Pause with that for a moment. Say it aloud if you like. I often do, speaking to my own soul as David did in the Psalms: “Praise the Lord, O my soul, and all that is within me praise his holy name” or “Why are you downcast, O my soul?” Speaking truth aloud teaches the soul to listen.

Faith is about coming clean in every area of life. It reveals the limits of our character through humility. It acknowledges the extent of our knowledge by admitting what we do not know. It confesses our dependence as we turn toward God’s grace and the generosity of others. Faith is the depth of relationship—finding God trustworthy and becoming trustworthy in response.

That’s what stays with me: faith is about honesty, not ceremony.

It is about being plain and true in life, with God and with people. It is about exploring without insisting that discovery must fit our preconceived notions. We let God be God. We let life explain itself without fear that it will challenge our beliefs. Advent reminds us that we are waiting—again—for the coming of Jesus, even as we celebrate his first arrival. In that waiting, we can take a fearless stance toward the world. Jesus showed us, and will show us again, how to walk into the fullness of honesty.

Some say they have no faith. They claim not to believe in God, finding only contradiction. They trust in facts, hard and cold. Yet often, beneath the surface, they cling to their own prejudices as tightly as any overzealous believer. Science, too, has its evangelists—confident, insistent, and sometimes blind to their own bias. Bigotry wears many faces, whether in religion, intellect, or ideology. Ceremony is not confined to churches; it is the image we construct of what we want to be true.

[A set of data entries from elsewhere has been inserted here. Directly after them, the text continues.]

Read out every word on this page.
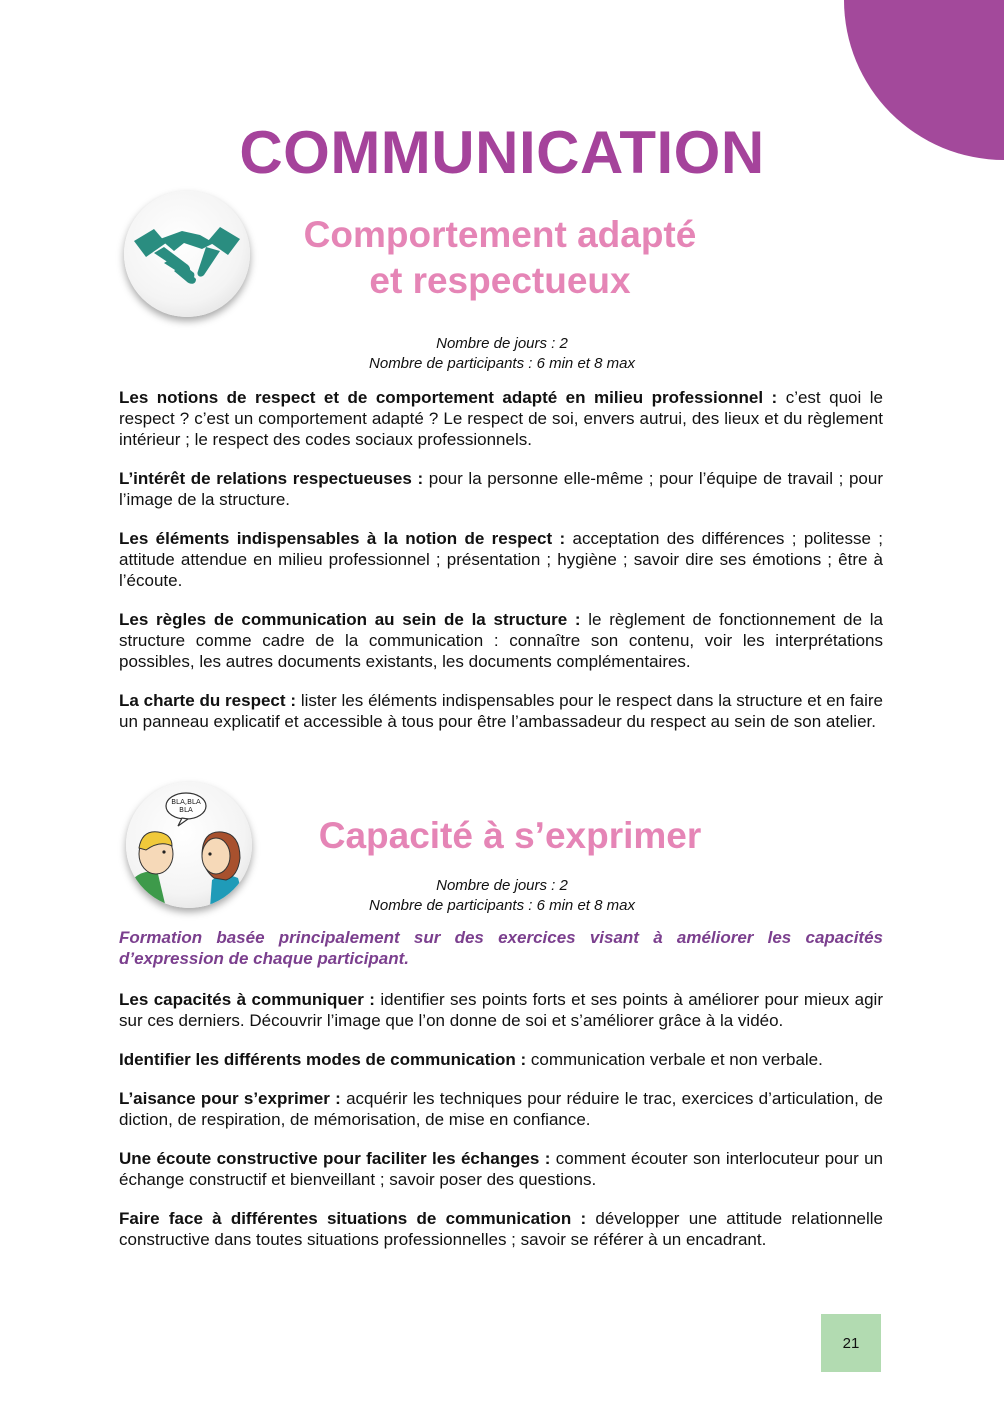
COMMUNICATION
Comportement adapté
et respectueux
Nombre de jours : 2
Nombre de participants : 6 min et 8 max

Les notions de respect et de comportement adapté en milieu professionnel : c’est quoi le respect ? c’est un comportement adapté ? Le respect de soi, envers autrui, des lieux et du règlement intérieur ; le respect des codes sociaux professionnels.

L’intérêt de relations respectueuses : pour la personne elle-même ; pour l’équipe de travail ; pour l’image de la structure.

Les éléments indispensables à la notion de respect : acceptation des différences ; politesse ; attitude attendue en milieu professionnel ; présentation ; hygiène ; savoir dire ses émotions ; être à l’écoute.

Les règles de communication au sein de la structure : le règlement de fonctionnement de la structure comme cadre de la communication : connaître son contenu, voir les interprétations possibles, les autres documents existants, les documents complémentaires.

La charte du respect : lister les éléments indispensables pour le respect dans la structure et en faire un panneau explicatif et accessible à tous pour être l’ambassadeur du respect au sein de son atelier.

BLA,BLA
BLA
Capacité à s’exprimer
Nombre de jours : 2
Nombre de participants : 6 min et 8 max

Formation basée principalement sur des exercices visant à améliorer les capacités d’expression de chaque participant.

Les capacités à communiquer : identifier ses points forts et ses points à améliorer pour mieux agir sur ces derniers. Découvrir l’image que l’on donne de soi et s’améliorer grâce à la vidéo.

Identifier les différents modes de communication : communication verbale et non verbale.

L’aisance pour s’exprimer : acquérir les techniques pour réduire le trac, exercices d’articulation, de diction, de respiration, de mémorisation, de mise en confiance.

Une écoute constructive pour faciliter les échanges : comment écouter son interlocuteur pour un échange constructif et bienveillant ; savoir poser des questions.

Faire face à différentes situations de communication : développer une attitude relationnelle constructive dans toutes situations professionnelles ; savoir se référer à un encadrant.

21
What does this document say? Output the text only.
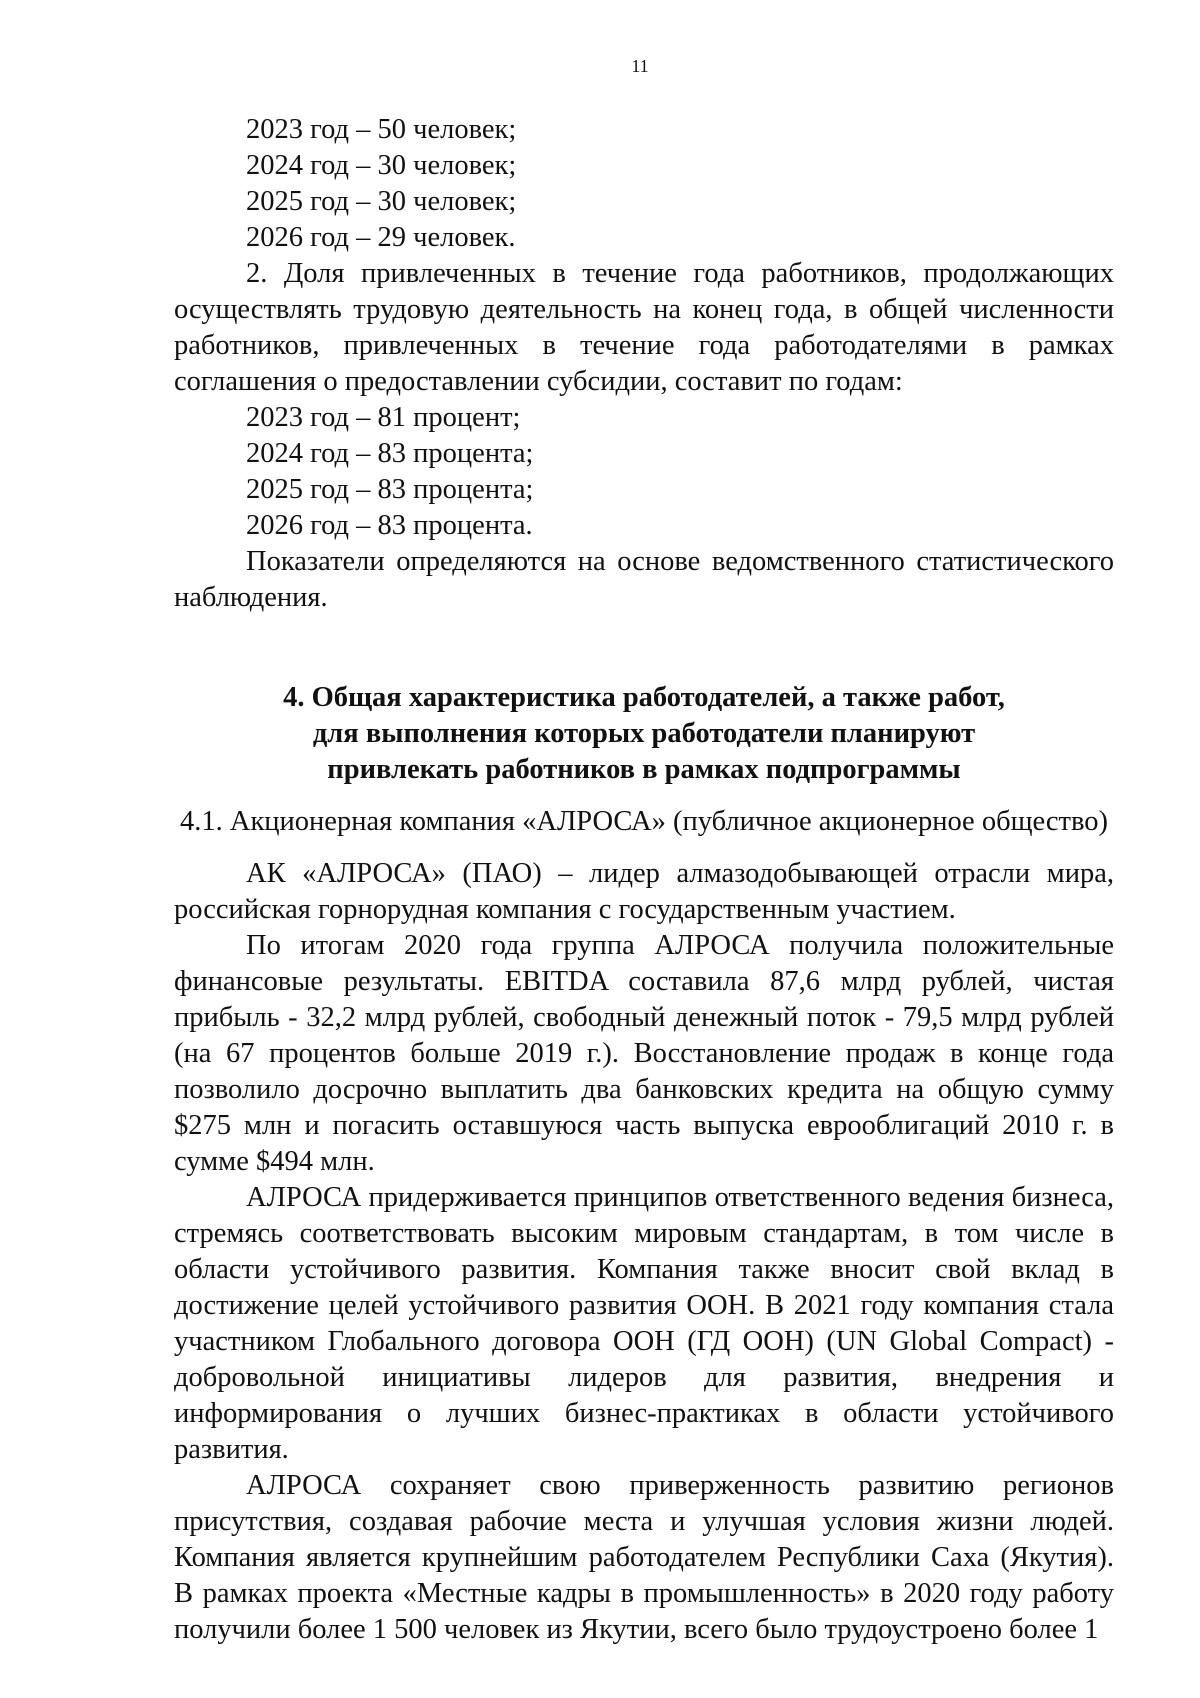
11

2023 год – 50 человек;

2024 год – 30 человек;

2025 год – 30 человек;

2026 год – 29 человек.

2. Доля привлеченных в течение года работников, продолжающих осуществлять трудовую деятельность на конец года, в общей численности работников, привлеченных в течение года работодателями в рамках соглашения о предоставлении субсидии, составит по годам:

2023 год – 81 процент;

2024 год – 83 процента;

2025 год – 83 процента;

2026 год – 83 процента.

Показатели определяются на основе ведомственного статистического наблюдения.

4. Общая характеристика работодателей, а также работ,
для выполнения которых работодатели планируют
привлекать работников в рамках подпрограммы

4.1. Акционерная компания «АЛРОСА» (публичное акционерное общество)

АК «АЛРОСА» (ПАО) – лидер алмазодобывающей отрасли мира, российская горнорудная компания с государственным участием.

По итогам 2020 года группа АЛРОСА получила положительные финансовые результаты. EBITDA составила 87,6 млрд рублей, чистая прибыль - 32,2 млрд рублей, свободный денежный поток - 79,5 млрд рублей (на 67 процентов больше 2019 г.). Восстановление продаж в конце года позволило досрочно выплатить два банковских кредита на общую сумму $275 млн и погасить оставшуюся часть выпуска еврооблигаций 2010 г. в сумме $494 млн.

АЛРОСА придерживается принципов ответственного ведения бизнеса, стремясь соответствовать высоким мировым стандартам, в том числе в области устойчивого развития. Компания также вносит свой вклад в достижение целей устойчивого развития ООН. В 2021 году компания стала участником Глобального договора ООН (ГД ООН) (UN Global Compact) - добровольной инициативы лидеров для развития, внедрения и информирования о лучших бизнес-практиках в области устойчивого развития.

АЛРОСА сохраняет свою приверженность развитию регионов присутствия, создавая рабочие места и улучшая условия жизни людей. Компания является крупнейшим работодателем Республики Саха (Якутия). В рамках проекта «Местные кадры в промышленность» в 2020 году работу получили более 1 500 человек из Якутии, всего было трудоустроено более 1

Faith, by contrast, is honesty that both steadies and unsettles.

I remember a philosophy professor asking, “Which of you would follow the truth wherever it led?” A few hands rose. Then he added, “Just a reminder to you Christians: Jesus said, ‘I am the Truth.’” More hands shot up. He chuckled, “Too late… too late.” That moment lingers with me. As I move through Advent, I don’t want to be too late in being honest.

This little light of mine
This little light of mine

Jesus told of women who waited with lamps burning low. When they left to buy more oil, they returned to find the gates closed. I don’t want to rely on the flicker of my own lamp. I want to sit, even in the darkness of faith, awaiting the true Light of the world.